14-Jan-2010
L’Algérie n’a plus le droit à l’erreur après sa lourde déconvenue face au Malawi. Il lui faut impérativement gagner face au Mali pour préserver son espoir de qualification pour la suite de la compétition. L’entraîneur Rabah Saâdane a au moins été exaucé sur un point, le climat est moins chaud et moins humide que le premier jour.
Les Algériens ont revêtu leur tenue toute blanche, mais on remarque au niveau de l’emmanchure droite de manière visible mais discrète quand même une tête de fennec, le petit renard du désert, emblème de la sélection. Dans le camp malien, Frédéric Kanouté n’est pas sur la liste de départ. Il était passé à côté de son match contre l’Angola.
En revanche Mohamed Lamine Sissoko est là avec Mahamadou Diarra et Seydou Keita au milieu du terrain. Ce trio-là, en représentation de clubs n’a pas son équivalent parmi les quatorze autres équipes: Juventus de Turin-Real Madrid,-FC Barcelone, excusez du peu. Pour autant cela ne garantit pas d’être le meilleur.
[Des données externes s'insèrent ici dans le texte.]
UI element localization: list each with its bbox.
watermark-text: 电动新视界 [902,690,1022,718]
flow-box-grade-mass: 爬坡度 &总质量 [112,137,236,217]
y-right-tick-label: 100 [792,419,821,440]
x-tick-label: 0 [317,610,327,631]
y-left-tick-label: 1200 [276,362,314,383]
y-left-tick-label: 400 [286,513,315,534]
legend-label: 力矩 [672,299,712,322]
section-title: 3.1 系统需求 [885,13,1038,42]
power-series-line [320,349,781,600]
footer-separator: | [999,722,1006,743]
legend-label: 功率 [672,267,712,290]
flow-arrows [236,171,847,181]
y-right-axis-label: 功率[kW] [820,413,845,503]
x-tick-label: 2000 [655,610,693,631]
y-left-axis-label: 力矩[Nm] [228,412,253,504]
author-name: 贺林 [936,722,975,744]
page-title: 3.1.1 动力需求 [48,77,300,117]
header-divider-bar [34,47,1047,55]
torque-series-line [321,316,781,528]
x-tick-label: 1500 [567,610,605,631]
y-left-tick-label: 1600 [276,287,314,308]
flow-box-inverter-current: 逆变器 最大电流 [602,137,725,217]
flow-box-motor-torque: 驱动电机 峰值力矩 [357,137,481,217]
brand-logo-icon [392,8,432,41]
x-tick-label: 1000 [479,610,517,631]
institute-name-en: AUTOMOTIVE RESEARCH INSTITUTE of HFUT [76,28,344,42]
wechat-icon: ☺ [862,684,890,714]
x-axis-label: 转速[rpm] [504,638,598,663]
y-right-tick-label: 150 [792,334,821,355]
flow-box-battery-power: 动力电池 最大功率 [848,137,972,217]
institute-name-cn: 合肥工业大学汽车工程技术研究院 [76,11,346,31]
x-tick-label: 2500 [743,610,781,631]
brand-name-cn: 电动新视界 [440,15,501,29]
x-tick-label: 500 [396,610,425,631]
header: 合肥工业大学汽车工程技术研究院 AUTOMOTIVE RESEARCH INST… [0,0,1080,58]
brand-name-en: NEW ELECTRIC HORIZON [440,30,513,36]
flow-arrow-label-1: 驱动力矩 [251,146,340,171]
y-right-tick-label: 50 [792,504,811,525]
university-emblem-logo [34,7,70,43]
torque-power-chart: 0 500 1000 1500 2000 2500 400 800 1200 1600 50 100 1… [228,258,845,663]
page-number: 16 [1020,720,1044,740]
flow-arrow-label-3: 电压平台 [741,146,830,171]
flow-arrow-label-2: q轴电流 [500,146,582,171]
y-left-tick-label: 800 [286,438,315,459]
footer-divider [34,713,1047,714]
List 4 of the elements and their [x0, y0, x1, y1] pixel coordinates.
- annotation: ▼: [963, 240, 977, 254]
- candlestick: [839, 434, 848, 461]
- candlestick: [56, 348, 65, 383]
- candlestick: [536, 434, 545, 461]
La partie démarre sur un faux rythme. Au cours des dix premières minutes, les Maliens ont assez largement le monopole de la balle, les Algériens n’ont que rarement franchi la ligne médiane, sauf sur une belle tentative de Karim Ziani dont le long centre-tir du bord de la ligne de touche faillit bien surprendre Soumaïla Diakité qui aurait été battu si le ballon ‘avait échoué sur le dessus de la barre transversale.
C’est encore le même Ziani qui, à la 20e minute décroche de 25 mètres un superbe tir de l’extérieur du pied droit que parvient à capter le portier malien. Le match manque de rythme, comme si les 22 acteurs hésitaient à se livrer.
A la demi-heure de jeu, les statistiques affichent 59% de possession de balle en faveur des coéquipiers de Djila Diarra. En nombre d’occasions, il n’y en a guère eu. Les chocs sont souvent rudes, les Algériens ne ménagent guère leurs adversaires.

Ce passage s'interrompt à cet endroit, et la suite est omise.